Left ventricular length-force-shortening relations before and after surgical correction of chronic mitral regurgitation.

OBJECTIVES

We tested the hypothesis that postoperative left ventricular (LV) systolic wall stress can be predicted from the change in LV diastolic dimension and ejection fraction (EF) after surgical correction of chronic mitral regurgitation (MR). We used a simple mathematic model to predict postoperative systolic stress from end-diastolic dimension and EF. The validity of this model was assessed using data from 21 patients undergoing mitral valve replacement (MVR) for chronic MR.

BACKGROUND

The decline in EF after MVR for chronic MR is traditionally thought to be a consequence of a postoperative increase in afterload, caused by closure of a low resistance runoff into the left atrium. However, consideration of the Laplace relation suggests that afterload does not necessarily increase after the operation.

METHODS

A spherical mathematical model of the left ventricle was used to define the relations between LV end-diastolic dimension, systolic wall stress and EF. To test the validity of this model, clinical and echocardiographic data were obtained from 21 patients with chronic MR before and 10 to 14 days after MVR. These echocardiographic data were examined with reference to plots derived from the mathematical model.

RESULTS

Patients were categorized as those in whom end-diastolic dimension declined after the operation (group I, n = 15) and those with no reduction in end-diastolic dimension (group II, n = 6). Group I patients were subclassified into those undergoing MVR with chordal preservation (group Ia) and those undergoing MVR with chordal transection (group Ib). In groups Ib and II, there were significant reductions in EF (56 +/- 3% to 48 +/- 3% in group Ib and 50 +/- 2% to 40 +/- 3% in group II, both p < 0.05), but the changes in end-diastolic dimension and wall stress differed.
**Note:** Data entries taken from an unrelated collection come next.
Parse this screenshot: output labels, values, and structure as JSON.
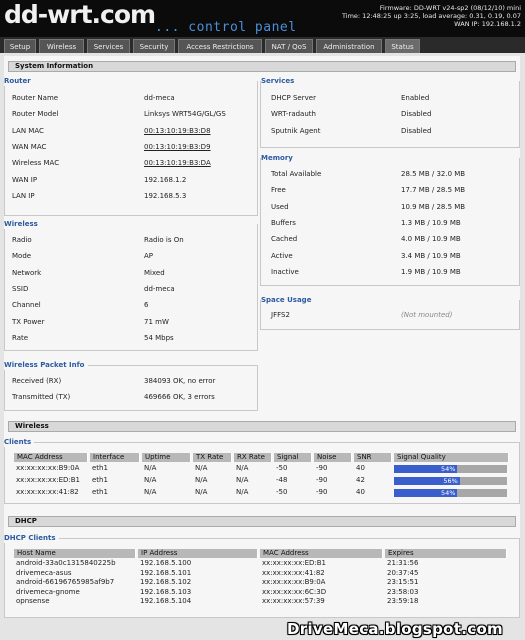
{
  "header": {
    "logo": "dd-wrt.com",
    "subtitle": "... control panel",
    "firmware": "Firmware: DD-WRT v24-sp2 (08/12/10) mini",
    "time": "Time: 12:48:25 up 3:25, load average: 0.31, 0.19, 0.07",
    "wan_ip": "WAN IP: 192.168.1.2"
  },
  "tabs": [
    "Setup",
    "Wireless",
    "Services",
    "Security",
    "Access Restrictions",
    "NAT / QoS",
    "Administration",
    "Status"
  ],
  "system_info": {
    "title": "System Information",
    "router": {
      "legend": "Router",
      "rows": [
        {
          "k": "Router Name",
          "v": "dd-meca"
        },
        {
          "k": "Router Model",
          "v": "Linksys WRT54G/GL/GS"
        },
        {
          "k": "LAN MAC",
          "v": "00:13:10:19:B3:D8"
        },
        {
          "k": "WAN MAC",
          "v": "00:13:10:19:B3:D9"
        },
        {
          "k": "Wireless MAC",
          "v": "00:13:10:19:B3:DA"
        },
        {
          "k": "WAN IP",
          "v": "192.168.1.2"
        },
        {
          "k": "LAN IP",
          "v": "192.168.5.3"
        }
      ]
    },
    "wireless": {
      "legend": "Wireless",
      "rows": [
        {
          "k": "Radio",
          "v": "Radio is On"
        },
        {
          "k": "Mode",
          "v": "AP"
        },
        {
          "k": "Network",
          "v": "Mixed"
        },
        {
          "k": "SSID",
          "v": "dd-meca"
        },
        {
          "k": "Channel",
          "v": "6"
        },
        {
          "k": "TX Power",
          "v": "71 mW"
        },
        {
          "k": "Rate",
          "v": "54 Mbps"
        }
      ]
    },
    "packet_info": {
      "legend": "Wireless Packet Info",
      "rows": [
        {
          "k": "Received (RX)",
          "v": "384093 OK, no error"
        },
        {
          "k": "Transmitted (TX)",
          "v": "469666 OK, 3 errors"
        }
      ]
    },
    "services": {
      "legend": "Services",
      "rows": [
        {
          "k": "DHCP Server",
          "v": "Enabled"
        },
        {
          "k": "WRT-radauth",
          "v": "Disabled"
        },
        {
          "k": "Sputnik Agent",
          "v": "Disabled"
        }
      ]
    },
    "memory": {
      "legend": "Memory",
      "rows": [
        {
          "k": "Total Available",
          "v": "28.5 MB / 32.0 MB"
        },
        {
          "k": "Free",
          "v": "17.7 MB / 28.5 MB"
        },
        {
          "k": "Used",
          "v": "10.9 MB / 28.5 MB"
        },
        {
          "k": "Buffers",
          "v": "1.3 MB / 10.9 MB"
        },
        {
          "k": "Cached",
          "v": "4.0 MB / 10.9 MB"
        },
        {
          "k": "Active",
          "v": "3.4 MB / 10.9 MB"
        },
        {
          "k": "Inactive",
          "v": "1.9 MB / 10.9 MB"
        }
      ]
    },
    "space": {
      "legend": "Space Usage",
      "rows": [
        {
          "k": "JFFS2",
          "v": "(Not mounted)"
        }
      ]
    }
  },
  "wireless_section": {
    "title": "Wireless",
    "legend": "Clients",
    "columns": [
      "MAC Address",
      "Interface",
      "Uptime",
      "TX Rate",
      "RX Rate",
      "Signal",
      "Noise",
      "SNR",
      "Signal Quality"
    ],
    "rows": [
      {
        "mac": "xx:xx:xx:xx:B9:0A",
        "iface": "eth1",
        "uptime": "N/A",
        "tx": "N/A",
        "rx": "N/A",
        "signal": "-50",
        "noise": "-90",
        "snr": "40",
        "quality": "54%",
        "quality_frac": 0.54
      },
      {
        "mac": "xx:xx:xx:xx:ED:B1",
        "iface": "eth1",
        "uptime": "N/A",
        "tx": "N/A",
        "rx": "N/A",
        "signal": "-48",
        "noise": "-90",
        "snr": "42",
        "quality": "56%",
        "quality_frac": 0.56
      },
      {
        "mac": "xx:xx:xx:xx:41:82",
        "iface": "eth1",
        "uptime": "N/A",
        "tx": "N/A",
        "rx": "N/A",
        "signal": "-50",
        "noise": "-90",
        "snr": "40",
        "quality": "54%",
        "quality_frac": 0.54
      }
    ]
  },
  "dhcp": {
    "title": "DHCP",
    "legend": "DHCP Clients",
    "columns": [
      "Host Name",
      "IP Address",
      "MAC Address",
      "Expires"
    ],
    "rows": [
      {
        "host": "android-33a0c1315840225b",
        "ip": "192.168.5.100",
        "mac": "xx:xx:xx:xx:ED:B1",
        "exp": "21:31:56"
      },
      {
        "host": "drivemeca-asus",
        "ip": "192.168.5.101",
        "mac": "xx:xx:xx:xx:41:82",
        "exp": "20:37:45"
      },
      {
        "host": "android-66196765985af9b7",
        "ip": "192.168.5.102",
        "mac": "xx:xx:xx:xx:B9:0A",
        "exp": "23:15:51"
      },
      {
        "host": "drivemeca-gnome",
        "ip": "192.168.5.103",
        "mac": "xx:xx:xx:xx:6C:3D",
        "exp": "23:58:03"
      },
      {
        "host": "opnsense",
        "ip": "192.168.5.104",
        "mac": "xx:xx:xx:xx:57:39",
        "exp": "23:59:18"
      }
    ]
  },
  "watermark": "DriveMeca.blogspot.com"
}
In group Ib, end-diastolic dimension decreased and systolic wall stress was unchanged; in group II, end-diastolic dimension was unchanged and wall stress increased. In contrast, group Ia patients experienced a substantial reduction in end-diastolic dimension, no change in EF and a reduction in stress. The corresponding length-force-shortening coordinates closely approximate those predicted from a mathematic model relating end-diastolic dimension to EF and systolic wall stress.

CONCLUSIONS

Concordant echocardiographic and mathematical model results indicate that postoperative changes in systolic stress are directly related to changes in chamber size and that LV afterload may fall when chordal preservation techniques are used in combination with MVR.